A number of key factors means that 2026 will prove to be a turning point for the superfund market, according to research by consultancy Lance Clark & Peacock.
These factors include greater regulatory clarity, increased competition, and a widening range of schemes able to persuade The Pensions Regulator to undergo a superfund transfer.
A pension superfund is a consolidator of defined benefit assets from discrete employers, a concept originated by Clara Pensions in 2017 on a ‘bridge to buyout’ model.
LCP highlighted that recent public statements from TPR confirm that they expect three providers to submit for TPR assessment by the end of the year. This means the superfund provider landscape is expected to widen from Clara Pensions as the sole provider to a market of four superfund providers.
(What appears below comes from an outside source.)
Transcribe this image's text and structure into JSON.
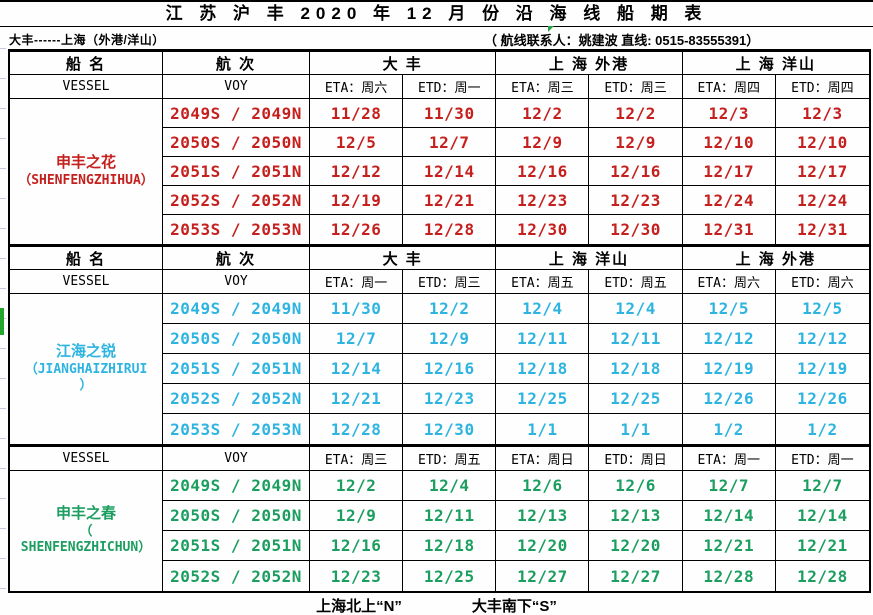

According to LCP, new entrants are likely to come to market with alternative models to Clara’s bridge to buyout. For example, TPT Retirement Solutions have publicly confirmed they are in TPR assessment with a run-on superfund which will share surplus with members.
This expansion of the provider landscape was also predicted to create a more competitive market which may result in improvements in pricing and an expectation to see superfund providers looking to differentiate themselves on non-price factors such as member experience.
Laura Amin, partner and head of DB consolidation at LCP, says: “We are seeing several supply side and demand side factors come together for 2026 to be a pivotal year for the superfund market.
“It will be fascinating to see how further innovation in the superfund and wider endgame market – for example in value share propositions – may extend the range of endgame options available for sponsors and trustees and deliver improved member outcomes.”
LCP also claimed that the forthcoming superfund regulations may also result in capital requirements which are more efficient for the superfund providers, which would result in keener superfund pricing.
Developments arising from the Pension Schemes Act, including the expected relaxation of the gateway tests and interaction with surplus regulations, could also significantly widen the range of schemes able to construct a viable case for superfund transfer.